Fanzine-Austausch I - IF -
Tobias Reckermann Brian Deatt Whitetrain Ulf Ragnar Berlin
Natürlich könnte ich ein Fanzine, wenn ich interessiert bin, einfach bestellen, kaufen. Aber wozu soll ich das tun, wenn ich doch auch eines herausbringe, das ich gern zum Tausch anbieten kann? Peter Mordio, Whitetrain ist auf mein Angebot eingegangen, und so kam ich nun in den Genuss - was ich eigentlich ja schon sehr lange tun wollte - mir „sein“ Magazin „IF - Magazin für angewandte Fantastik“ zu Gemüte zu führen. Und? Habe es nicht bereut.
Als erstes hat es mich völlig erstaunt, denn in 2 Artikeln geht es um ein Thema, das mich zurzeit auch umtreibt: Transhumanismus.

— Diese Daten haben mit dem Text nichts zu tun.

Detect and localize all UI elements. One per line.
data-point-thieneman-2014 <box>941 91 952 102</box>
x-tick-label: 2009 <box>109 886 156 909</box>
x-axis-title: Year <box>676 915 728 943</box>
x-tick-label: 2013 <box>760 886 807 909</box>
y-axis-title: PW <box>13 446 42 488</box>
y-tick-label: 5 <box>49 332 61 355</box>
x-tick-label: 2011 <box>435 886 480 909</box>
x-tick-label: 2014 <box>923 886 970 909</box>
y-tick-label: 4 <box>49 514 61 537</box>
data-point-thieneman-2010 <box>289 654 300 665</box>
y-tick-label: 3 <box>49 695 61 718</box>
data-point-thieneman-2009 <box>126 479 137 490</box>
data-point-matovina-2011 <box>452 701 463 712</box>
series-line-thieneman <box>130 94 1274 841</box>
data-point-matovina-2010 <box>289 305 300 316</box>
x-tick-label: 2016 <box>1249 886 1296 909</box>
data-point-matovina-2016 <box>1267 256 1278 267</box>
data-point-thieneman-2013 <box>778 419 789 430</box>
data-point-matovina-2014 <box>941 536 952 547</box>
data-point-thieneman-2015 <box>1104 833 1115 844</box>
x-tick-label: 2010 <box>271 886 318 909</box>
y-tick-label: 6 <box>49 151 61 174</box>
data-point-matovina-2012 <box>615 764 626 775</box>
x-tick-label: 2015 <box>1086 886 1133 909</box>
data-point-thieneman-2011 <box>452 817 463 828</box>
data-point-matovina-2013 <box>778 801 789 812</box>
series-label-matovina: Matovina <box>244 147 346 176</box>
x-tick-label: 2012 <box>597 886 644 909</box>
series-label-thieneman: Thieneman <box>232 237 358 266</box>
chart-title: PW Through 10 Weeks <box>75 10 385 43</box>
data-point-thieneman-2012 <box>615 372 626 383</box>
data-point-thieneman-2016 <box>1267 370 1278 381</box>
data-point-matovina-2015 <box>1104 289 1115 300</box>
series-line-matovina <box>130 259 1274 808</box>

Im Kontext von IF ist dieses Thema im Grunde die natürliche Fortsetzung des Kredos der Macher, Phantastik als „theoretische Darstellung und Ausformung nichtrealer Sachverhalte (als) eine Art angewandter Fantastik“ dazustellen. (S. 51; in Fau Topie) Natürlich: Was es nicht gibt, gehört formal erst einmal ins Reich der Phantastik. Das kann man ja so sagen. Für die Macher scheint aber jede Form der Vorstellung des Noch-Nicht-Da-Seins, dessen, was erdacht werden kann, zur „angewandten Fantastik“ zu gehören. So ist es auch zu erklären, dass der erste Sachartikel sich in dem Heft mit einer Gruppe befasst, die eine anarchosyndikalistische Weltsicht und Herangehensweise zur Lösung echter gesellschaftlicher Probleme anstrebt. Ich hatte zuvor noch nie etwas von der FAU - Freie ArbeiterInnen Union - gehört oder gelesen. Wenn ich die Worte in dem Artikel, der ihre Ideen wiederspielt, richtig verstehe, sind sie an einer evolutionären basisdemokratischen Umgestaltung vor allem der Produktionsverhältnisse interessiert. Widersprüchlich fand ich den grundsätzlich anarchistischen Grundgedanken und ihre Forderung nach einer Plan-Wirtschaft. Wobei: Unverständlich für mich ja auch nur deshalb, weil der Artikel das Thema nur anreißt. Ist wirklich nur ein Auftakt. Da wäre sicher viel mehr zu zu sagen.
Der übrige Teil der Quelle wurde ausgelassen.